Chaque adjudication se termine par un paiement immédiat. Au fil de la journée, les espèces s’accumulent au rythme des ventes. Véhicules, marchandises diverses, engins… Pour les seuls biens les plus convoités, plusieurs dizaines de millions de francs fcfa peuvent être réglés en quelques heures. Une question s’impose alors : quel est le circuit suivi par cet argent une fois remis aux organisateurs ?
Dans toute administration publique, la gestion des recettes obéit normalement à une chaîne précise. Entre le moment où un usager verse une somme et celui où cette recette est définitivement enregistrée dans les comptes de l’État interviennent plusieurs acteurs, dont le comptable public. Cette séparation entre l’ordonnateur et le comptable constitue l’un des principes fondamentaux de la gestion des finances publiques.
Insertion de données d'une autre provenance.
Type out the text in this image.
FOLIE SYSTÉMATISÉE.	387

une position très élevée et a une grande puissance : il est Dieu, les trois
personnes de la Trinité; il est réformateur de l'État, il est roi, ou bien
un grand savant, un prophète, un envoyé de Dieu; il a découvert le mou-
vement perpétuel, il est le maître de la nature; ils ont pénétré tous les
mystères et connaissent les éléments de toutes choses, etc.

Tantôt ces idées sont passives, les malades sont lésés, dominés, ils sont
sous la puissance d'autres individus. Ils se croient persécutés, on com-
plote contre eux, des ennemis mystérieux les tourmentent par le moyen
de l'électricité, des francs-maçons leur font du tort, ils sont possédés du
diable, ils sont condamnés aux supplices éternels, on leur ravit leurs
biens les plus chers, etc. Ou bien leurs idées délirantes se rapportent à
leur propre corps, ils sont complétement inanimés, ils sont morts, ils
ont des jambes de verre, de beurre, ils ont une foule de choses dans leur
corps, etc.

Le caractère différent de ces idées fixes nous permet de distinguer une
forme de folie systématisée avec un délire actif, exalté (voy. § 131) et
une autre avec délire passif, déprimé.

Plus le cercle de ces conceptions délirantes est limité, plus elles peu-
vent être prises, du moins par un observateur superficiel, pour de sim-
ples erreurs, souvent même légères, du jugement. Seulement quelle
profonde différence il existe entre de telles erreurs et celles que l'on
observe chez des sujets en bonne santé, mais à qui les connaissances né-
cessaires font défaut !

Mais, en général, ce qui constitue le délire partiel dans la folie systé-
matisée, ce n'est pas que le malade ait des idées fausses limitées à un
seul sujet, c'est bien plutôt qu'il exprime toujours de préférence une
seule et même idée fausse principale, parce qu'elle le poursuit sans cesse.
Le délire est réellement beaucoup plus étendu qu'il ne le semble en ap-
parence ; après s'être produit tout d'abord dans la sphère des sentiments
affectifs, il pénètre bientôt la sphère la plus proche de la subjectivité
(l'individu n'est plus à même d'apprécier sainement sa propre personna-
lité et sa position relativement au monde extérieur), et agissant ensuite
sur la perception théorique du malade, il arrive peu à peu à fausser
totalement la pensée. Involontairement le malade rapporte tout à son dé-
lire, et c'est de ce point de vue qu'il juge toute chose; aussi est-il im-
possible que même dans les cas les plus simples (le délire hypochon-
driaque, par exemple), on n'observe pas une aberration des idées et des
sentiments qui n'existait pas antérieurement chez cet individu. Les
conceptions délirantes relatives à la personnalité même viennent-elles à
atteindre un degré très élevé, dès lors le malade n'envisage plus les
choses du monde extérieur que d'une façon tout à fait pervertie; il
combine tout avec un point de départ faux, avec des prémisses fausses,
Pourtant, dans le cas des enchères organisées par les Douanes, les informations rendues publiques s’arrêtent au paiement par l’acquéreur. Elles ne détaillent pas la suite du circuit financier.
Les communications officielles ne précisent pas qui reçoit matériellement les espèces, quel service en assure la garde, à quel moment elles sont déposées auprès du comptable public compétent ni sous quelle forme elles rejoignent les comptes du Trésor. Là encore, cette absence d’information ne signifie pas que les procédures n’existent pas. Elle signifie simplement qu’elles ne sont pas expliquées. Or, plus les montants en jeu sont élevés, plus la transparence sur les mécanismes de sécurisation devient importante pour renforcer la confiance dans l’opération.
Cette question prend une dimension particulière au regard des réformes engagées par le Gabon en matière de gouvernance financière. Les administrations mettent régulièrement en avant la numérisation des procédures, l’amélioration de la traçabilité des recettes et le renforcement des contrôles internes. Les ventes aux enchères constituent, elles aussi, une opération de mobilisation de ressources publiques. Elles pourraient donc être l’occasion de montrer concrètement comment ces principes sont appliqués lorsqu’il s’agit d’encaisser des sommes importantes issues de la cession de biens appartenant à l’État.
Les Douanes pourraient utilement préciser plusieurs points : quel est le circuit exact des recettes entre l’adjudication et leur inscription dans les comptes publics ? Le Trésor est-il représenté sur le site ou intervient-il à une étape ultérieure ? Les encaissements font-ils l’objet d’un rapprochement quotidien entre les biens vendus, les montants perçus et les sommes reversées ? Enfin, les résultats financiers de cette vente, nombre de lots vendus, recettes encaissées et montant reversé au Trésor, seront-ils publiés à son terme ? Autant de réponses qui permettraient de transformer une opération aujourd’hui perçue comme opaque en un exemple de bonne gouvernance financière.